9 de noviembre de 2008

El regreso de Mr. Marshall

Las elecciones estadounidenses (evitaré decir americanas, por ahora) han acaparado hasta la indigestión la actualidad en todos los medios de comunicación españoles, y probablemente los de la mayoría de los países del mundo. Comprendo la importancia que tenga en el mundo entero todo aquello que ocurra en el país más poderoso del orbe, pues lo que allí sucede, para bien o para mal, nos afecta a todos. Lo más triste es que el país que presume de ser el paradigma de las libertades democráticas tiene una cultura de participación ciudadana escasísima, un sistema electoral tan arbitrario y poco representativo que decenas de millones de votos no sirven para nada, y una inmensa mayoría de ciudadanos cuya incultura política (y general) les lleva a creer a pies juntillas lo que dicen sus gobernantes como si de palabra divina se tratase, cuando éstos no suelen ser más que instrumentos de los lobbies de las poderosísimas multinacionales que realmente mueven los hilos del mundo. Por ello la diferencia entre elegir a un presidente demócrata o republicano es en realidad poco significativa; aunque haya un presidente demócrata y de piel oscura (parece que es lo más llamativo esta vez, qué triste) seguirá habiendo cerca de la mitad de la población sin acceso a la sanidad pública ni privada, un gasto armamentístico con el que se podría eliminar la miseria el mundo entero, seguirá siendo más fácil comprar una pistola que fumar un pitillo y se seguirá aplicando la pena de muerte con inyección letal a seres humanos, a veces oligofrénicos, sin por ello dejar de presumir de ser el país de la libertad y las oportunidades para todos.

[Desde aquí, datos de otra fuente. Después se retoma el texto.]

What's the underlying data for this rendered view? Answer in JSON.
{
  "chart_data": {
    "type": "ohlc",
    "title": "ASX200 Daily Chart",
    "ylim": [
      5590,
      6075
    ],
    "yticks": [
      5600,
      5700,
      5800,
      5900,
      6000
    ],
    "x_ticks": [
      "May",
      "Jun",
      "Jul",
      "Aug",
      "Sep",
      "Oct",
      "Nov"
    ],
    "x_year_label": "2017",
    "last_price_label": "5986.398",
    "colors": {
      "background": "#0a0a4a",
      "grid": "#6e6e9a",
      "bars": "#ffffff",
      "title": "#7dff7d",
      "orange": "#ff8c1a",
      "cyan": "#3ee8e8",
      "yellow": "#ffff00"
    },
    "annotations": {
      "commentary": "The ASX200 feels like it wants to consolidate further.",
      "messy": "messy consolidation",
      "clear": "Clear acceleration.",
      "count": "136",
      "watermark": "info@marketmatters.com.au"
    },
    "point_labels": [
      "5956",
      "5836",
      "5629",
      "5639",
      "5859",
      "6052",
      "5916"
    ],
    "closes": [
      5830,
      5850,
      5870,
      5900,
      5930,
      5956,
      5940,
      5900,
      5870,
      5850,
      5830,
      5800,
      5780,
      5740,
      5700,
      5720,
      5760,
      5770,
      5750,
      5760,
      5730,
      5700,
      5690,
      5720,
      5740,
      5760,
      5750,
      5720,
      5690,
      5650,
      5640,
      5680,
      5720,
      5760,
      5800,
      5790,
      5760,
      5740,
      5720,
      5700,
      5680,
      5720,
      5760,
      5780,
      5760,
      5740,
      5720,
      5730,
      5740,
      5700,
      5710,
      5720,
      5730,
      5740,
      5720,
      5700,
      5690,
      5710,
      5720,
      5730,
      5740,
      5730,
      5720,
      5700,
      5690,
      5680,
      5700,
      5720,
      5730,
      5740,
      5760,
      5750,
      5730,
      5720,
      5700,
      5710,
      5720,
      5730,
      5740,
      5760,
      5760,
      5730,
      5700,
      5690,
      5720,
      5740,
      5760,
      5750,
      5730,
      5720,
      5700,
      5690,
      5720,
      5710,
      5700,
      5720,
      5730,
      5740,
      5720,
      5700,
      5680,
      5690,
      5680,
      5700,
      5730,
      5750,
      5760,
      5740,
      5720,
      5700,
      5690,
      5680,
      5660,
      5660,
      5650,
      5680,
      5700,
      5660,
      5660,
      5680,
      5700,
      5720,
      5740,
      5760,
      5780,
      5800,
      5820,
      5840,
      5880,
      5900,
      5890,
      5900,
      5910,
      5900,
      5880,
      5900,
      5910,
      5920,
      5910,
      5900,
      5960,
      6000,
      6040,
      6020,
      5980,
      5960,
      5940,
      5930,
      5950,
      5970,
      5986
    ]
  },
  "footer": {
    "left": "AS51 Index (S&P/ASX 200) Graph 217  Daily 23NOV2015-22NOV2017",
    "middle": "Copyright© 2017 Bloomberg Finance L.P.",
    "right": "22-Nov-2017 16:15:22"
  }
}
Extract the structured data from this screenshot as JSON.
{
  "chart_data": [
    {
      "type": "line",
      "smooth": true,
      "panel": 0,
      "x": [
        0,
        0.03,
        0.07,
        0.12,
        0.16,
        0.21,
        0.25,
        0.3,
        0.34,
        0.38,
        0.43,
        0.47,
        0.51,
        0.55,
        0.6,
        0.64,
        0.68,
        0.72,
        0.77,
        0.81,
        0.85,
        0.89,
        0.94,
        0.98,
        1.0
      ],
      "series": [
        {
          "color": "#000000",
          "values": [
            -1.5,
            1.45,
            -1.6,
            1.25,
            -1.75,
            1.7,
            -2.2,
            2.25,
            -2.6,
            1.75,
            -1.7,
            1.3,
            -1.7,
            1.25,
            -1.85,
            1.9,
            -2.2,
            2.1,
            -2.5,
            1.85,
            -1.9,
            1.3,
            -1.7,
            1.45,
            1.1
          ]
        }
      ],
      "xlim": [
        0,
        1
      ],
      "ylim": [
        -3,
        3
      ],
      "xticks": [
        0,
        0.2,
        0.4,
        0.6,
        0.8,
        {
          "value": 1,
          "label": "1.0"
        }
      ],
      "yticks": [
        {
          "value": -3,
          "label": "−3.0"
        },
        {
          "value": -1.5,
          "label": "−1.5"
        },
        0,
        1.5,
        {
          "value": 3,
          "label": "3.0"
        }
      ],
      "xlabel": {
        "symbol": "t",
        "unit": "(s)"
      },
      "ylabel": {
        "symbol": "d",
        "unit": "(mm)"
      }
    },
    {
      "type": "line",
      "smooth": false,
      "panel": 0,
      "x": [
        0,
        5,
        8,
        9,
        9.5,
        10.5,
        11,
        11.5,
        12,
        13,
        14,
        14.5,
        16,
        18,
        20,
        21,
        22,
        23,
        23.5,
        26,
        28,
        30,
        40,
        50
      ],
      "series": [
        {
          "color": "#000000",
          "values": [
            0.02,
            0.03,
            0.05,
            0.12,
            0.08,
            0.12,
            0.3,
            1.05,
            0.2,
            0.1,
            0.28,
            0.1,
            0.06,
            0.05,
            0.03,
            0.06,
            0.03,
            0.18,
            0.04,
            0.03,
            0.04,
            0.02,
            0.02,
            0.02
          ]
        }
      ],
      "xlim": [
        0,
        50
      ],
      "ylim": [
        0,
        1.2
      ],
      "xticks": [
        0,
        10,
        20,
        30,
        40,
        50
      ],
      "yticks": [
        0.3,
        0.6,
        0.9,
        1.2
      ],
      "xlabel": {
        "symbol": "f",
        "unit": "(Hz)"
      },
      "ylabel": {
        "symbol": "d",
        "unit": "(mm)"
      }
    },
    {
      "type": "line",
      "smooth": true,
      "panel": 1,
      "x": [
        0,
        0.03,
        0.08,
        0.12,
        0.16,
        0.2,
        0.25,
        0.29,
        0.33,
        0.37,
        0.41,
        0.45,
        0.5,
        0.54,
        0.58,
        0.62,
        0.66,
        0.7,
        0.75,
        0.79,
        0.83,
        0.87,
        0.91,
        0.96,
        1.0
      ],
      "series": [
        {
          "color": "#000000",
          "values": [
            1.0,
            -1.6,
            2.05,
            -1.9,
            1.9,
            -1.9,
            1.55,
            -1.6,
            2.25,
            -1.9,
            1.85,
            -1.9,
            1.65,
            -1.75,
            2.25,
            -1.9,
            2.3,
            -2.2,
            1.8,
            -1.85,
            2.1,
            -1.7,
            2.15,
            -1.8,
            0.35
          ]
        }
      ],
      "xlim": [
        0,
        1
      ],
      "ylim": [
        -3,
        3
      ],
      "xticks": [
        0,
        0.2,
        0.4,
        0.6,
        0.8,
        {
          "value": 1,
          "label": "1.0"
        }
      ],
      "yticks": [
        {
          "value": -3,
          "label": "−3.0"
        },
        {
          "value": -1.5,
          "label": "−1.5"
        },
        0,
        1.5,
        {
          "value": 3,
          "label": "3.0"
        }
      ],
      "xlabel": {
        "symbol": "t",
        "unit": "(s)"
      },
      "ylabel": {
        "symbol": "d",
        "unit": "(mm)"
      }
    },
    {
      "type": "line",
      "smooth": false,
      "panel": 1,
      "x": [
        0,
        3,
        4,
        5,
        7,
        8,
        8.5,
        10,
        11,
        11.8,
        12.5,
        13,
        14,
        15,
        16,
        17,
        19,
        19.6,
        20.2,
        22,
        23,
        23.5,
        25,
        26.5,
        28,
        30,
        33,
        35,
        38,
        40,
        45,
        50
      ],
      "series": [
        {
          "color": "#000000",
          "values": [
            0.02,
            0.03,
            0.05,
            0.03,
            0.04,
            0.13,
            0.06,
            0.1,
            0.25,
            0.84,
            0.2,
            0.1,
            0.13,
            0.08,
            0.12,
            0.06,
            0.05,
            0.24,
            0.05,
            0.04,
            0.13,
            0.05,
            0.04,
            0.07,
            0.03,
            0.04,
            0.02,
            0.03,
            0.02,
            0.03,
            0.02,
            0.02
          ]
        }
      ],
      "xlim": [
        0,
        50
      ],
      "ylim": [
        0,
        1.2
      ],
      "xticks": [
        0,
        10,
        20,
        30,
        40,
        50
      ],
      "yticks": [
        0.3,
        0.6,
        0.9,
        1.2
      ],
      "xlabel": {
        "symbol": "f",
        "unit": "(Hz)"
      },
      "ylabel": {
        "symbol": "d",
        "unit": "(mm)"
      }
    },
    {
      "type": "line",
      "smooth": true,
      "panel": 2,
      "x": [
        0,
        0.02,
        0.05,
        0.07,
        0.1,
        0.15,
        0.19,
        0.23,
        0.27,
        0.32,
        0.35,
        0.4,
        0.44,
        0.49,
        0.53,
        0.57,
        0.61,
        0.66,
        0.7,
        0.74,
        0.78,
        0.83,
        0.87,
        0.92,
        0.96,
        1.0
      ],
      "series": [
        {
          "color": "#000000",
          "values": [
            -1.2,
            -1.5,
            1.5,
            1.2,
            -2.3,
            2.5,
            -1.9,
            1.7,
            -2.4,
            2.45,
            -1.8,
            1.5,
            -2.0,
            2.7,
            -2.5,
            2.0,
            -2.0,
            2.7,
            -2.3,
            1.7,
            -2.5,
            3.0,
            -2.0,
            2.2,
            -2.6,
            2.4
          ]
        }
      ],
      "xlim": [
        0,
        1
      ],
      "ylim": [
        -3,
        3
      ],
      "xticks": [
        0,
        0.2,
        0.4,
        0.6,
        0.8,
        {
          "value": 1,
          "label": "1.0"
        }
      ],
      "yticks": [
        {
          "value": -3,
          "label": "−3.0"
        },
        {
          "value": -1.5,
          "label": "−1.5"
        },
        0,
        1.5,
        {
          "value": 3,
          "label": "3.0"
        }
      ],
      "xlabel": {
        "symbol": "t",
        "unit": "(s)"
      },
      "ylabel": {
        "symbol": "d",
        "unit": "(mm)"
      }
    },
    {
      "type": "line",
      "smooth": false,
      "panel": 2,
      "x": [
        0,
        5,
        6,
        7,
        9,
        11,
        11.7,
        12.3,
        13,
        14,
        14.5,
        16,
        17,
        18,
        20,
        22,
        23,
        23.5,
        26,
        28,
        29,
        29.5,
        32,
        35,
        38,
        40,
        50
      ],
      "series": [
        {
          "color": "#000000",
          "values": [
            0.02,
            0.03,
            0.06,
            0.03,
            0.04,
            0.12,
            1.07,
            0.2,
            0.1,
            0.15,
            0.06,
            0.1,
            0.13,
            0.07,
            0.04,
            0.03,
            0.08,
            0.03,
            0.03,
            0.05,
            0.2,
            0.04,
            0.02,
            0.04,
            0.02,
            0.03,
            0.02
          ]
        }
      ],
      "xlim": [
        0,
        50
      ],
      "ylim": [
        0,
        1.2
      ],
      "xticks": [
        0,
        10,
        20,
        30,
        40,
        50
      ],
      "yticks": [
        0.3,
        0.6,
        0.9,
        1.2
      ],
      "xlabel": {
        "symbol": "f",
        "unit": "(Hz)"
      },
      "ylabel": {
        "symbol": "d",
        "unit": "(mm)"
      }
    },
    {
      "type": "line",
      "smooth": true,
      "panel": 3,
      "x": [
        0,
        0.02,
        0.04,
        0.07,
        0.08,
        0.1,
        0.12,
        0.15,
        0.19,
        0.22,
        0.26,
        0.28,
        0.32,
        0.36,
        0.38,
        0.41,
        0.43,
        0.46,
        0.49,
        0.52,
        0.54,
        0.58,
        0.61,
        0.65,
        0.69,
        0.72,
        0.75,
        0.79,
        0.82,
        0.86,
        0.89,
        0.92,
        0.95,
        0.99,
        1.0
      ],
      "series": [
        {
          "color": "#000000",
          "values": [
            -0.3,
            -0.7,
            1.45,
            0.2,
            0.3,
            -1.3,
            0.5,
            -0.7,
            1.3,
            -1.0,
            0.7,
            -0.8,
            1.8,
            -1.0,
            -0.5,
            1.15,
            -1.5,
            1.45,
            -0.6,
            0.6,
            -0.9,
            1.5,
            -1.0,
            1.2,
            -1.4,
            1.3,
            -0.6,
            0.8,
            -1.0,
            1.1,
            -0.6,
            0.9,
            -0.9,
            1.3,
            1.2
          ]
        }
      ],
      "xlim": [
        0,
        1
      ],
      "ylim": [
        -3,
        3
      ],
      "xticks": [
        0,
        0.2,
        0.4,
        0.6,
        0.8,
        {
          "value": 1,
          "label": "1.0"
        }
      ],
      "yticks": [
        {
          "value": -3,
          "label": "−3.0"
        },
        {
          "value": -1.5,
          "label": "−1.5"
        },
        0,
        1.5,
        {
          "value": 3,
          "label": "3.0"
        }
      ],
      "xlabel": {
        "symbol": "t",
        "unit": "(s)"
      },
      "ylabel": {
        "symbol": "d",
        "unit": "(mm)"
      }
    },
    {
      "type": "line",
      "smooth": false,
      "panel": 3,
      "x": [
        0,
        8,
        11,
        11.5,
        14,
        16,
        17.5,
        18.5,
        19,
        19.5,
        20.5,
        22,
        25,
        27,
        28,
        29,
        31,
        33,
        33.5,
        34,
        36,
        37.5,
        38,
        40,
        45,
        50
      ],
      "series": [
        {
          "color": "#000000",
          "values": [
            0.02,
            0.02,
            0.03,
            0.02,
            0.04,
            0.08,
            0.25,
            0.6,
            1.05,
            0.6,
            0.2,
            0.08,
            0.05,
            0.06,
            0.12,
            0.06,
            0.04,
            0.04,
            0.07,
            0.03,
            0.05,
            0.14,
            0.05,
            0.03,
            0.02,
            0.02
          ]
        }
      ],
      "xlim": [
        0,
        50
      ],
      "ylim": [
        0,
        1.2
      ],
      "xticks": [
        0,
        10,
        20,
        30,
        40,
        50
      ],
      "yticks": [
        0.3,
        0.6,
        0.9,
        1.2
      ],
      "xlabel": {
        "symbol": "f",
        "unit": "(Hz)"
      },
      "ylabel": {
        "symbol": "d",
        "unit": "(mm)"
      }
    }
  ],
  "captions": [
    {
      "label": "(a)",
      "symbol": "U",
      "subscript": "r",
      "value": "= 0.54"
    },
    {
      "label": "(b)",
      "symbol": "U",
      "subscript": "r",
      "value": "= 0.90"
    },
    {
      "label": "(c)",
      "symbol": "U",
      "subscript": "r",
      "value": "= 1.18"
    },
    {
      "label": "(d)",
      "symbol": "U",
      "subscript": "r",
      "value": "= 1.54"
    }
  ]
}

Y como su poder es omnímodo y traspasa fronteras, no se conforman con saltarse a la torera resoluciones de las Naciones Unidas, acuerdos internacionales sobre el medio ambiente, apoyar a dictadores o derrocar (o asesinar) a políticos elegidos democráticamente en cualquier lugar del mundo según su conveniencia, sino que nos imponen, con su peculiar criterio, su propia nomenclatura para ciertos conceptos que el resto del mundo no duda en aceptar sin rechistar, empezando por nosotros mismos.
“Bienvenidos americanos, os recibimos con alegría”, cantábamos en la genial parodia de Berlanga en Bienvenido, Mr. Marshall. Ya para entonces llamábamos todos América a los Estados Unidos y americanos a los estadounidenses. Decidieron quedarse para ellos solitos el nombre del maravilloso continente cuyo nombre recibió de Américo Vespuccio. Y sus hermanos menores y pobres del continente se lo cedieron con resignación, así que colombianos, mexicanos, argentinos o peruanos se refieren como americanos a los ciudadanos del país de las barras y estrellas, olvidándose, en una contagiosa epidemia de amnesia histórica, de que ellos también lo son. América, América, América. Lo demás es América Latina, apellido deshonroso con olor a miseria y subdesarrollo. Y todos lo repetimos como papagayos, coreando sumisos los dictados del Tío Sam. En las clases de Geografía de las escuelas de Estados Unidos (o sea, las americanas, para entendernos) se estudia América no como un continente, sino dos. Llegará el día en que aquí también lo estudiemos así, si no, al tiempo.
También un día decidieron inventar una raza y la llamaron hispana, o latina. Hasta hace poco tiempo, esta pintoresca forma de denominar a una gran cultura que casualmente es la nuestra, se limitaba a las fronteras interiores de los Estados Unidos. No suele faltar en sus impresos de filiación, desde matrículas universitarias a permisos de conducir, un apartado en el que uno debe señalar la raza a la que pertenece. Y entre esas razas (blanca, negra, asiática, etc.) figura indefectiblemente una, inventada por ellos como etnia, llamada “hispana” o “latina”. Asumiendo tal vez que los que hablamos español lo hacemos debido a nuestro origen étnico y no cultural, más de una vez me preguntaron, cuando vivía allí, si me consideraba blanco o hispano. Dura disyuntiva, vive Dios, qué respuesta tan difícil. Lo peor es que últimamente esta estupidez ha llegado a nuestro país, al mismísimo corazón de la cultura hispánica, y más de un medio de comunicación español teóricamente cabal ha repetido miméticamente el invento gringo, y no ha dudado en clasificar a los hispanos o latinos como una de las “razas” de Estados Unidos. Les juro que lo he oído. Así que, ya asumidas como propias las barbas de Santa Claus y la insufrible patochada de Halloween, sólo nos falta celebrar el día de Acción de Gracias trinchando el pavo en familia con un buen revólver en el cinto, y cantando, mano en el corazón, America the beautiful.